Top House Leaders: No Steward Hospital Bailout, Taxpayers Already Gave $54 Million in COVID-19 Aid

Holy Family Hospital, Haverhill campus. (WHAV News file photograph.)

Angered over the serious financial challenges at Steward Health Care that could jeopardize the future of safety net hospitals in eastern Massachusetts, top House Democrats insisted Thursday they will not bail out the company, while acknowledging the hospitals received $54 million in taxpayer money already.

Steward, which owns Holy Family Hospital campuses in Haverhill and Methuen, said last week it doesn’t plan to shutter any facilities after securing a new funding stream.

Criticizing past financing deals struck by Steward CEO Ralph de la Torre, House Speaker Ron Mariano and Ways and Means Chairman Rep. Aaron Michlewitz sounded dubious as they discussed the bridge funding deal touted by a Steward executive to stave off the feared hospital closures for now. Steward operates nine hospitals in Massachusetts, serving tens of thousands of patients including many low-income residents who have public health insurance coverage.

“We are not in a financial position to commit to financing anything to bail these people out,” said Mariano, a Democrat from Quincy, where Steward closed Quincy Medical Center in 2014 due to multi-million-dollar losses. He added, “I’ve been so close to this because Ralph was at Quincy when Quincy closed. I’ve been dealing with Ralph for a long time and I am suspect of everything he tells me.”

Mariano said his biggest concerns are “the patients and are these hospitals going to be here after the new extension Steward seems to pull out of the air whenever the pressure grows too strong.”

“This is their second extension of credit since he started talking about shutting hospitals,” Mariano told State House News Service, referring to de la Torre. “So, it seems to me, that whenever the time gets close, he figures out a way to get refinanced.”

Michlewitz said the legislature appropriated $54 million to Steward over the last three years, using federal COVID-19 relief money.

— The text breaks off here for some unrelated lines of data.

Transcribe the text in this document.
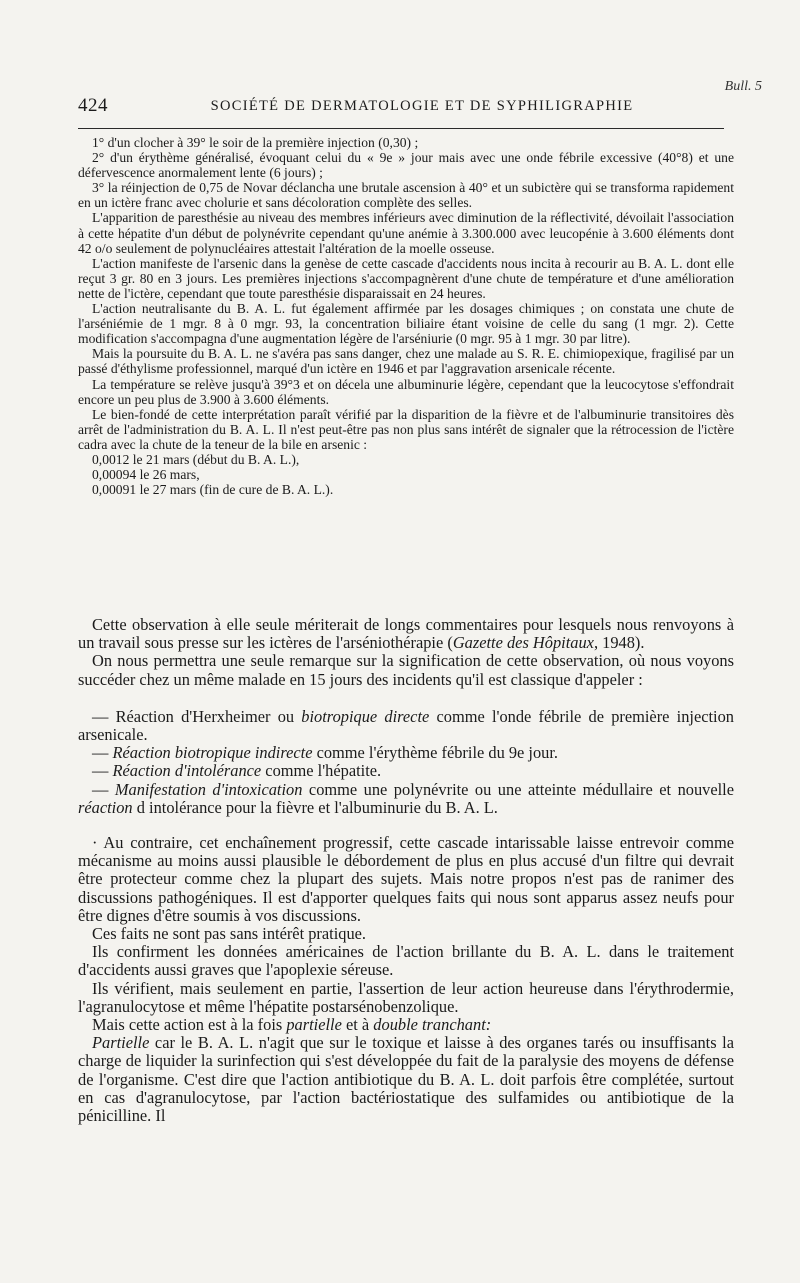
Bull. 5
424	SOCIÉTÉ DE DERMATOLOGIE ET DE SYPHILIGRAPHIE

1° d'un clocher à 39° le soir de la première injection (0,30) ;

2° d'un érythème généralisé, évoquant celui du « 9e » jour mais avec une onde fébrile excessive (40°8) et une défervescence anormalement lente (6 jours) ;

3° la réinjection de 0,75 de Novar déclancha une brutale ascension à 40° et un subictère qui se transforma rapidement en un ictère franc avec cholurie et sans décoloration complète des selles.

L'apparition de paresthésie au niveau des membres inférieurs avec diminution de la réflectivité, dévoilait l'association à cette hépatite d'un début de polynévrite cependant qu'une anémie à 3.300.000 avec leucopénie à 3.600 éléments dont 42 o/o seulement de polynucléaires attestait l'altération de la moelle osseuse.

L'action manifeste de l'arsenic dans la genèse de cette cascade d'accidents nous incita à recourir au B. A. L. dont elle reçut 3 gr. 80 en 3 jours. Les premières injections s'accompagnèrent d'une chute de température et d'une amélioration nette de l'ictère, cependant que toute paresthésie disparaissait en 24 heures.

L'action neutralisante du B. A. L. fut également affirmée par les dosages chimiques ; on constata une chute de l'arséniémie de 1 mgr. 8 à 0 mgr. 93, la concentration biliaire étant voisine de celle du sang (1 mgr. 2). Cette modification s'accompagna d'une augmentation légère de l'arséniurie (0 mgr. 95 à 1 mgr. 30 par litre).

Mais la poursuite du B. A. L. ne s'avéra pas sans danger, chez une malade au S. R. E. chimiopexique, fragilisé par un passé d'éthylisme professionnel, marqué d'un ictère en 1946 et par l'aggravation arsenicale récente.

La température se relève jusqu'à 39°3 et on décela une albuminurie légère, cependant que la leucocytose s'effondrait encore un peu plus de 3.900 à 3.600 éléments.

Le bien-fondé de cette interprétation paraît vérifié par la disparition de la fièvre et de l'albuminurie transitoires dès arrêt de l'administration du B. A. L. Il n'est peut-être pas non plus sans intérêt de signaler que la rétrocession de l'ictère cadra avec la chute de la teneur de la bile en arsenic :

0,0012 le 21 mars (début du B. A. L.),

0,00094 le 26 mars,

0,00091 le 27 mars (fin de cure de B. A. L.).

Cette observation à elle seule mériterait de longs commentaires pour lesquels nous renvoyons à un travail sous presse sur les ictères de l'arséniothérapie (Gazette des Hôpitaux, 1948).

On nous permettra une seule remarque sur la signification de cette observation, où nous voyons succéder chez un même malade en 15 jours des incidents qu'il est classique d'appeler :

— Réaction d'Herxheimer ou biotropique directe comme l'onde fébrile de première injection arsenicale.

— Réaction biotropique indirecte comme l'érythème fébrile du 9e jour.

— Réaction d'intolérance comme l'hépatite.

— Manifestation d'intoxication comme une polynévrite ou une atteinte médullaire et nouvelle réaction d intolérance pour la fièvre et l'albuminurie du B. A. L.

· Au contraire, cet enchaînement progressif, cette cascade intarissable laisse entrevoir comme mécanisme au moins aussi plausible le débordement de plus en plus accusé d'un filtre qui devrait être protecteur comme chez la plupart des sujets. Mais notre propos n'est pas de ranimer des discussions pathogéniques. Il est d'apporter quelques faits qui nous sont apparus assez neufs pour être dignes d'être soumis à vos discussions.

Ces faits ne sont pas sans intérêt pratique.

Ils confirment les données américaines de l'action brillante du B. A. L. dans le traitement d'accidents aussi graves que l'apoplexie séreuse.

Ils vérifient, mais seulement en partie, l'assertion de leur action heureuse dans l'érythrodermie, l'agranulocytose et même l'hépatite postarsénobenzolique.

Mais cette action est à la fois partielle et à double tranchant:

Partielle car le B. A. L. n'agit que sur le toxique et laisse à des organes tarés ou insuffisants la charge de liquider la surinfection qui s'est développée du fait de la paralysie des moyens de défense de l'organisme. C'est dire que l'action antibiotique du B. A. L. doit parfois être complétée, surtout en cas d'agranulocytose, par l'action bactériostatique des sulfamides ou antibiotique de la pénicilline. Il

“Certainly, you know, we’ve done our share already, from a financial standpoint, in trying to keep their system afloat,” Michlewitz said of Wednesday’s hearing focused on Healey’s fiscal 2025 budget pitch. “So, we don’t foresee us coming from a financial standpoint to any bailout or any rescue.”

In the third round distributing American Rescue Plan Act funding, Michlewitz said Steward received “significantly less” because it did not share financial information with the Health Policy Commission.

Citing worries about patients accessing care and treatment near where they live, Mariano didn’t offer concrete solutions as the House works with the Healey administration to respond to the situation. Amid hospital closures and industry consolidation in recent years, lawmakers have weighed the essential closure process and establishing a state receivership mechanism.

Mariano brushed off those options when asked about the legislature’s role in managing hospital closures and why Beacon Hill didn’t intervene sooner with Steward.

“They’re private hospitals—it’s privately run,” Mariano said of Steward’s model. “It’s not a state-run hospital.”

Mariano said he and Michlewitz met Thursday with representatives whose communities are served by Steward in Dorchester, Brockton, Haverhill, Methuen, Taunton, Ayer, Norwood, Fall River, Stoughton and Brighton.

Mariano said the goal of the meeting was to get lawmakers on the same page, and for Michlewitz to stress that the legislature lacks the financial resources to come to Steward’s rescue should the request arise. Michlewitz said his colleagues understand the state’s “difficult fiscal climate” and share an understanding that lawmakers cannot handle a large bailout for Steward.

The speaker, asked about what those negotiations between Steward and Secretary of Health and Human Services Kate Walsh entail, said, “I’m not privy to them.” Michlewitz said “it’s too early to tell” what Walsh, the former CEO of Boston Medical Center, may request from the legislature.

Mariano said he did not feel blindsided by the situation unraveling at Steward. “If you paid attention to this, you knew this was coming,” Mariano said. “When he sold the land underneath the hospitals, you knew there was a game.”